Application of High Performance Computing to the DOE Joint Genomic Institute’s Data Challenges

January 25-26, 2010
DOE Joint Genome Institute, Walnut Creek, CA USA
—by invitation only—

Meeting Motivation

The generation of sequence is no longer the bottleneck in the widespread application of genomic science to the understanding of fundamental biological processes. However, as running time and cost cease to be the limiting factors in sequence generation, the volume of sequence data that can be routinely generated raises a plethora of analysis and data management challenges.

The Department of Energy’s National Laboratories are at the cutting edge of high-performance scientific computing, with computational platforms, network infrastructure and personnel focused on enabling computationally intensive projects in DOE-relevant science. To date this capability has been predominately directed towards modeling and simulation in the physical and engineering sciences including such complex problems as climate modeling. However, biological systems research in general, and sequence-enabled research at the JGI in particular, have reached a scale and computational complexity that requires support from the largest available computational facilities if computational analysis and data management are not to become the new bottlenecks in the translation of sequence data to biological information.

This workshop will bring together producers, managers, and users of next generation sequencing data from the Joint Genome Institute with computational scientists from the National Labs, providing a venue for the discussion of significant computational challenges. These will include analysis, data integration and management challenges faced by the JGI, and the identification of appropriate infrastructure and methodologies for addressing these challenges in partnership with the National Labs HPC resources.

Recognizing that in the present age of “commodity supercomputing” there is significant expertise and experience with large-scale computation on massive datasets outside the National Labs, and that other genome sequencing centers are gearing up to face similar challenges (Broad, Sanger, Wash U) the workshop will also provide a venue to hear about best practices and novel algorithms being developed and deployed outside DOE facilities.

Workshop Goals

The essential goals of this meeting are to accelerate the translation of sequence data to biological information.
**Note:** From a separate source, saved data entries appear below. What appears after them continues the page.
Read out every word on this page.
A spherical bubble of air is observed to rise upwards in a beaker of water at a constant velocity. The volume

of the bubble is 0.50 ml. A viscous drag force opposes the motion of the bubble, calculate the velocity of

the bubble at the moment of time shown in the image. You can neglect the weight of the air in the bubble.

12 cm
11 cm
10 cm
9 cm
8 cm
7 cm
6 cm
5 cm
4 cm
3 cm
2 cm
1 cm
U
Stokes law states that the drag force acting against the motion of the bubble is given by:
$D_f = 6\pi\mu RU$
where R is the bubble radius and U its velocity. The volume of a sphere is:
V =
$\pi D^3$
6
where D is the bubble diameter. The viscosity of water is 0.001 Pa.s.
Towards this end, the workshop will:

Identify and define challenges faced by the JGI and the genomic science community related to next-gen-sequencing driven exponential data growth coupled with the identification of potential computational solutions to these challenges.
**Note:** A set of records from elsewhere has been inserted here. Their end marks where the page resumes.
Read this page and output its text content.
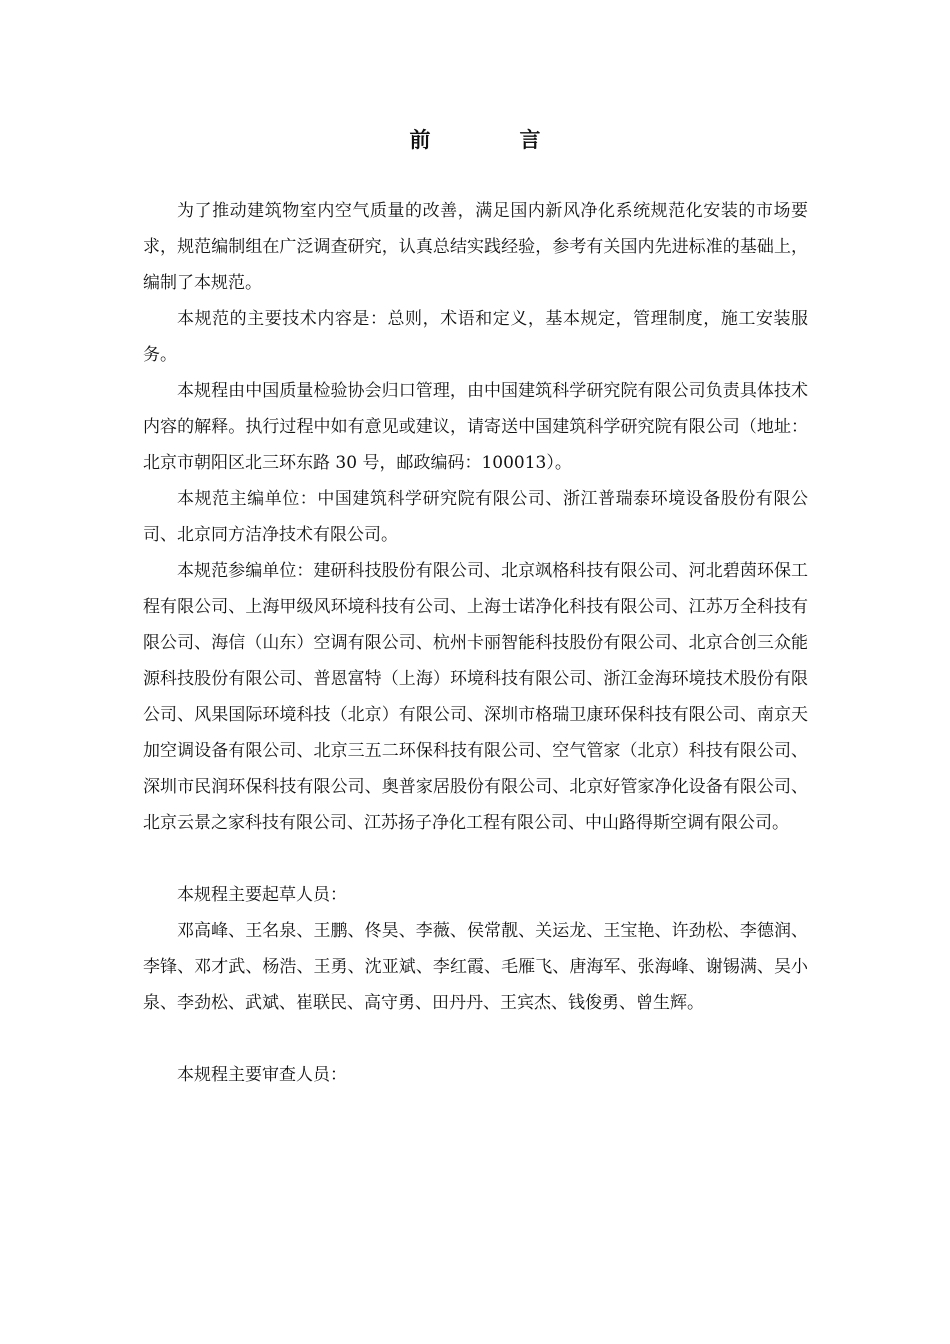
前　言

为了推动建筑物室内空气质量的改善，满足国内新风净化系统规范化安装的市场要求，规范编制组在广泛调查研究，认真总结实践经验，参考有关国内先进标准的基础上，编制了本规范。

本规范的主要技术内容是：总则，术语和定义，基本规定，管理制度，施工安装服务。

本规程由中国质量检验协会归口管理，由中国建筑科学研究院有限公司负责具体技术内容的解释。执行过程中如有意见或建议，请寄送中国建筑科学研究院有限公司（地址：北京市朝阳区北三环东路 30 号，邮政编码：100013）。

本规范主编单位：中国建筑科学研究院有限公司、浙江普瑞泰环境设备股份有限公司、北京同方洁净技术有限公司。

本规范参编单位：建研科技股份有限公司、北京飒格科技有限公司、河北碧茵环保工程有限公司、上海甲级风环境科技有公司、上海士诺净化科技有限公司、江苏万全科技有限公司、海信（山东）空调有限公司、杭州卡丽智能科技股份有限公司、北京合创三众能源科技股份有限公司、普恩富特（上海）环境科技有限公司、浙江金海环境技术股份有限公司、风果国际环境科技（北京）有限公司、深圳市格瑞卫康环保科技有限公司、南京天加空调设备有限公司、北京三五二环保科技有限公司、空气管家（北京）科技有限公司、深圳市民润环保科技有限公司、奥普家居股份有限公司、北京好管家净化设备有限公司、北京云景之家科技有限公司、江苏扬子净化工程有限公司、中山路得斯空调有限公司。

本规程主要起草人员：

邓高峰、王名泉、王鹏、佟昊、李薇、侯常靓、关运龙、王宝艳、许劲松、李德润、李锋、邓才武、杨浩、王勇、沈亚斌、李红霞、毛雁飞、唐海军、张海峰、谢锡满、吴小泉、李劲松、武斌、崔联民、高守勇、田丹丹、王宾杰、钱俊勇、曾生辉。

本规程主要审查人员：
Educate members of the HPC community on the types of algorithmic, scaling, performance and data management and analysis problems encountered in the genomic domain, empowering them to map frameworks and solutions from the HPC domain to the genomic domain

Lay the groundwork for establishing collaborations focused on 4 to 6 central problems that individuals or institutions might be able to help the JGI in solving.
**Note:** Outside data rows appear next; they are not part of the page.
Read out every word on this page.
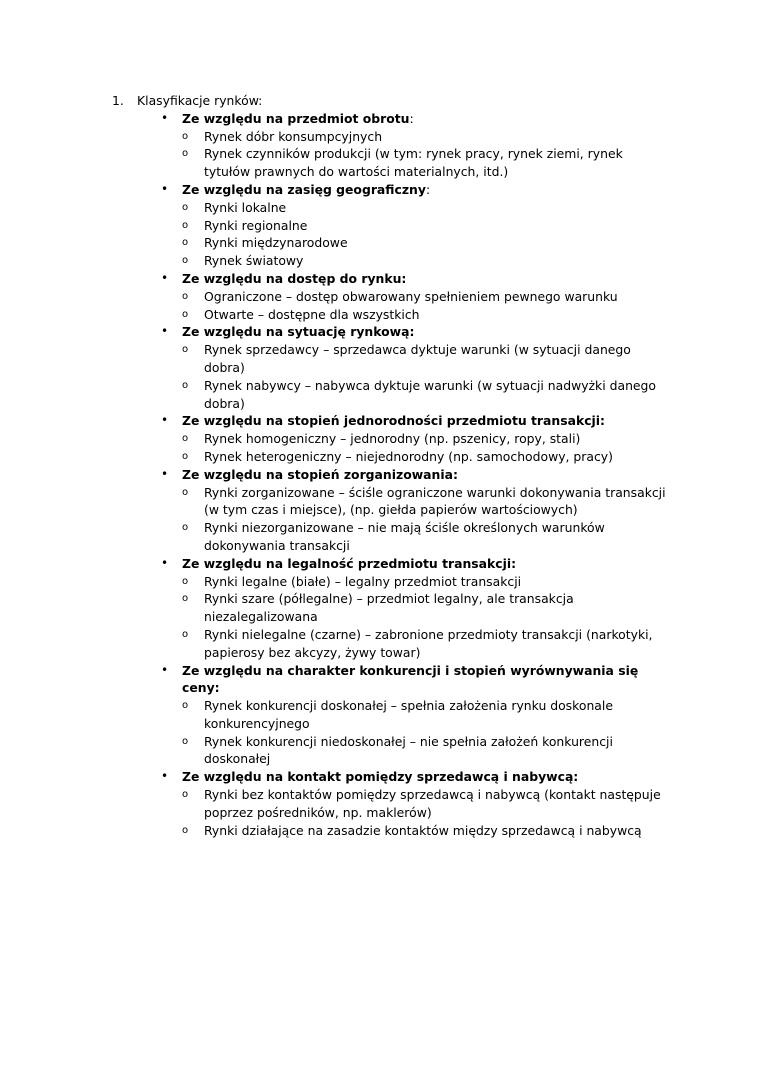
1. Klasyfikacje rynków:
• Ze względu na przedmiot obrotu:
o	Rynek dóbr konsumpcyjnych
o	Rynek czynników produkcji (w tym: rynek pracy, rynek ziemi, rynek tytułów prawnych do wartości materialnych, itd.)
• Ze względu na zasięg geograficzny:
o	Rynki lokalne
o	Rynki regionalne
o	Rynki międzynarodowe
o	Rynek światowy
• Ze względu na dostęp do rynku:
o	Ograniczone – dostęp obwarowany spełnieniem pewnego warunku
o	Otwarte – dostępne dla wszystkich
• Ze względu na sytuację rynkową:
o	Rynek sprzedawcy – sprzedawca dyktuje warunki (w sytuacji danego dobra)
o	Rynek nabywcy – nabywca dyktuje warunki (w sytuacji nadwyżki danego dobra)
• Ze względu na stopień jednorodności przedmiotu transakcji:
o	Rynek homogeniczny – jednorodny (np. pszenicy, ropy, stali)
o	Rynek heterogeniczny – niejednorodny (np. samochodowy, pracy)
• Ze względu na stopień zorganizowania:
o	Rynki zorganizowane – ściśle ograniczone warunki dokonywania transakcji (w tym czas i miejsce), (np. giełda papierów wartościowych)
o	Rynki niezorganizowane – nie mają ściśle określonych warunków dokonywania transakcji
• Ze względu na legalność przedmiotu transakcji:
o	Rynki legalne (białe) – legalny przedmiot transakcji
o	Rynki szare (półlegalne) – przedmiot legalny, ale transakcja niezalegalizowana
o	Rynki nielegalne (czarne) – zabronione przedmioty transakcji (narkotyki, papierosy bez akcyzy, żywy towar)
• Ze względu na charakter konkurencji i stopień wyrównywania się ceny:
o	Rynek konkurencji doskonałej – spełnia założenia rynku doskonale konkurencyjnego
o	Rynek konkurencji niedoskonałej – nie spełnia założeń konkurencji doskonałej
• Ze względu na kontakt pomiędzy sprzedawcą i nabywcą:
o	Rynki bez kontaktów pomiędzy sprzedawcą i nabywcą (kontakt następuje poprzez pośredników, np. maklerów)
o	Rynki działające na zasadzie kontaktów między sprzedawcą i nabywcą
Intended Participants (by invitation only)

Computational researchers and managers from DOE high performance computing organizations at the national laboratories
Computational researchers from outside the DOE system who bring relevant experiences and expertise
Researchers, biologists and informatics management from the Joint Genome Institute involved in the production, management and analysis of next-generation sequencing data.
Researchers who may have developed computational solutions to the issues outlined below

Introductory Presentations

Eddy Rubin: Overview of the DOE JGI and Genomics now and in the next decade

Rick Stevens: Overview of the path for DOE HPC to intersect with genomics

Presentations followed by Discussion groups:

The goal of the presentations will be for individuals close to the data and associated science to educate the HPC community in the computational challenges faced. The discussion groups will be lead by the HPC participants in deciphering the issues and possible approaches to solutions

Topics Include

I. Short Read Sequence Assembly and Integration of Reads from Multiple Sequencing Platforms
II. Development of Information from the Data: Annotation and Large-Scale Data Integration
III Evolutionary Analysis and Genome Feature Detection
VI. Data Handling and Computational Infrastructure

Output

The output of the workshop will be a short document that articulates the key computational challenges faced by the JGI in the next 5 years and a discussion of the possible HPC solutions to these challenges (that are offered by DOE National Laboratory computational facilities?).